With a dizzying array of talks and books on the subject, everyone in the Christian media, too, has something to say – from the conservative to the liberal end of the spectrum. It’s a bit of a minefield to navigate.
Maybe you’re reading this and you’re not a Christian. Maybe you’ve always thought we were weird and prudish. I’m about to add to the minefield with my two cents, so if you’re interested, stay with me here.
No matter how many speakers or authors I could turn to for advice on sex, the bible is my first point of reference. Here’s a few key verses on the subject:
‘Therefore a man shall leave his father and his mother and hold fast to his wife, and they shall become one flesh’. Genesis 2:24
‘Let marriage be held in honor among all, and let the marriage bed be undefiled.’ Hebrews 13:4
‘Do you not know that your bodies are temples of the Holy Spirit, who is in you, whom you have received from God? You are not your own; you were bought at a price. Therefore honor God with your bodies.’ 1 Corinthians 6:19-20
‘However, let each one of you love his wife as himself, and let the wife see that she respects her husband.’ Ephesians 5:33
If you take the above four verses and apply them with the wisdom of the Holy Spirit, you have a basis for a fulfilling relationship where sex is both physically and emotionally safe. The older I get, the more sure I become that in no other context will sex be as meaningful as within a loving marriage.
If the concept of ‘emotionally safe’ sounds odd, I’ll try to explain. Firstly, even if a cheesy rom-com is your reference point here, sex is a way of strengthening an emotional bond between two people. When that bond severs, it’s bound to hurt. If our bodies are a temple of the Holy Spirit, we’re not just physical beings, but spiritual ones too; so, if you’re creating and breaking bond after bond, that’s a lot of hurt. Hurt you may not feel straight away, but will damage long term.
With this in mind, I’d conclude that sex, as God sees it, is pretty important. He created it, after all. It’s a gift given to us, and used properly, it’s meant to be fantastic. Go read Song of Solomon if you don’t believe me.
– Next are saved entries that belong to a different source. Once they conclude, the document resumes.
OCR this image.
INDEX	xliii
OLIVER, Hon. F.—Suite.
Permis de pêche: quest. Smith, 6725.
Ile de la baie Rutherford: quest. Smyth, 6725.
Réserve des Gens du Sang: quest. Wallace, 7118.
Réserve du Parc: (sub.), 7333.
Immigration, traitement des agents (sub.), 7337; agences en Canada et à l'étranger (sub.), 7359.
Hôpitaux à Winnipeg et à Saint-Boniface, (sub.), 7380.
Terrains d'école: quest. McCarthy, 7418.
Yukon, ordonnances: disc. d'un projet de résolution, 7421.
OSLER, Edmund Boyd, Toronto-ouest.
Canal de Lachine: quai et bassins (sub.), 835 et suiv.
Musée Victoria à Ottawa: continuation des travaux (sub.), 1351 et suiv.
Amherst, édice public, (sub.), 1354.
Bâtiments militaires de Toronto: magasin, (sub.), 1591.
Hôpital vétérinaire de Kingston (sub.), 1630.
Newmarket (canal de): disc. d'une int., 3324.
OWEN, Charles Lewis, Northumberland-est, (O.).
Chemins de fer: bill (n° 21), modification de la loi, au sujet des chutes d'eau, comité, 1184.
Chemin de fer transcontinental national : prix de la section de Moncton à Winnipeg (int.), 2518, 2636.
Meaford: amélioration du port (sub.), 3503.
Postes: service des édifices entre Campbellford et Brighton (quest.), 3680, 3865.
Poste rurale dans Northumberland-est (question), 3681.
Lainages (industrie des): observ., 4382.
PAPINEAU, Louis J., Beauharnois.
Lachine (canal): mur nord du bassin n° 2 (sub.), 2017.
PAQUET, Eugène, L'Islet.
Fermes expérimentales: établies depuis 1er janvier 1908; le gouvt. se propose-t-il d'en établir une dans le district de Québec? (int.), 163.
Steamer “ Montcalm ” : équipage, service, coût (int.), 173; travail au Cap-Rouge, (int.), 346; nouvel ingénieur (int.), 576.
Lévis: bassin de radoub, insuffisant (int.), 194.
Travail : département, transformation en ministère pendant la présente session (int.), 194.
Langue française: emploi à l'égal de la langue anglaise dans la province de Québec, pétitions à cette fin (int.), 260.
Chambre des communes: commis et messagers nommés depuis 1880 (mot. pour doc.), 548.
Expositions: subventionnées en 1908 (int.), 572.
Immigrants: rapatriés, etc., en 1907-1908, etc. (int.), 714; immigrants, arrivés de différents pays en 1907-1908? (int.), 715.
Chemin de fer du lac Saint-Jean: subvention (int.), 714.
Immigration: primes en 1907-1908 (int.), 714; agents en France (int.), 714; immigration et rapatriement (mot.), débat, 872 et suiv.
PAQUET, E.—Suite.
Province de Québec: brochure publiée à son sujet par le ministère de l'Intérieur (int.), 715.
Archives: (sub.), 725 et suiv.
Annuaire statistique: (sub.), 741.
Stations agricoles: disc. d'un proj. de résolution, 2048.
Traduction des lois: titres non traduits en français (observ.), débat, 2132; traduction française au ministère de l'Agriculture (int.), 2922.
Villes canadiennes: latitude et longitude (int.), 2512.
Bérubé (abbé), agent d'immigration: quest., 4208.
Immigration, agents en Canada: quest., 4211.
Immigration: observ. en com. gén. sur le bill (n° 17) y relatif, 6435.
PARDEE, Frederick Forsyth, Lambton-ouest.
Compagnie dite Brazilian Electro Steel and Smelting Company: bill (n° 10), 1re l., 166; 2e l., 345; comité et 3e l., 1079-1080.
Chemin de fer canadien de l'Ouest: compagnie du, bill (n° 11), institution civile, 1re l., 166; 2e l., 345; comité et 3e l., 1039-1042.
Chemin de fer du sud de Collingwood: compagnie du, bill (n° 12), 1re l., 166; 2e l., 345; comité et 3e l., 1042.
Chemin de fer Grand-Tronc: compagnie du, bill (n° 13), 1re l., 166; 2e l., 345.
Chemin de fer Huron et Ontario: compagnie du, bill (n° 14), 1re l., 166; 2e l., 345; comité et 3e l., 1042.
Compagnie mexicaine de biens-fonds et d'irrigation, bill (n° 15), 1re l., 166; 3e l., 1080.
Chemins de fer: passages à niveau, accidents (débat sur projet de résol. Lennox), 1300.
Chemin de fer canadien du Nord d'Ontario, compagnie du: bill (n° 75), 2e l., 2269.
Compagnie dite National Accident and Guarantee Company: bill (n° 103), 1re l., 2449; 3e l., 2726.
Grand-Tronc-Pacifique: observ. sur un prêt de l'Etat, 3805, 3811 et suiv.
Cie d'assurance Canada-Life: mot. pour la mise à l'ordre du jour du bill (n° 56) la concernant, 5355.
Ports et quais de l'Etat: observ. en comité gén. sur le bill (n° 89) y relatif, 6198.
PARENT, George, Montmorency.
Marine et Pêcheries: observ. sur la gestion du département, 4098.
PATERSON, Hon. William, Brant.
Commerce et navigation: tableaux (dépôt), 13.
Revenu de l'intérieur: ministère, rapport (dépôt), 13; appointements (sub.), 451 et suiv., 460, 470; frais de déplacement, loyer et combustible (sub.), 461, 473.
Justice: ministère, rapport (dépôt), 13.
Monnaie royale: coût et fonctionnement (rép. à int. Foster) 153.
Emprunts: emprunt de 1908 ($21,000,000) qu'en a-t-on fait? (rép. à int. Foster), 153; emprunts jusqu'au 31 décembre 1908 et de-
Abused, though, and we get left with some scars.
The media is wrong about sex because it doesn’t take into account the very cost of its devaluation. But I believe in a personal God who, when we let him, takes great care in ensuring we are valued and loved.
So what about all these differing viewpoints in the Christian sphere?
What matters to me is that the underlying principle is the same. That is, firstly: it doesn’t gloss over, embellish or twist what the bible says. And secondly, it is rooted in love, mercy and compassion. Condemnation is what Jesus set us free from; let’s leave it at the cross, and think twice before passing judgement. In God’s eyes, sin is sin.
There are things the bible isn’t specific about. That’s why Jesus sent us the Holy Spirit, to give us clarity on life’s greyer areas. Christians still slip up in this area, just as we make mistakes and blunders in every other aspect of life. But our infinitely merciful God sees our hearts and fixes our deepest hurts. Sex is neither too big nor too small for Him. I for one want to align myself with His views on the subject, because I’m convinced the rest of the world doesn’t have the answer.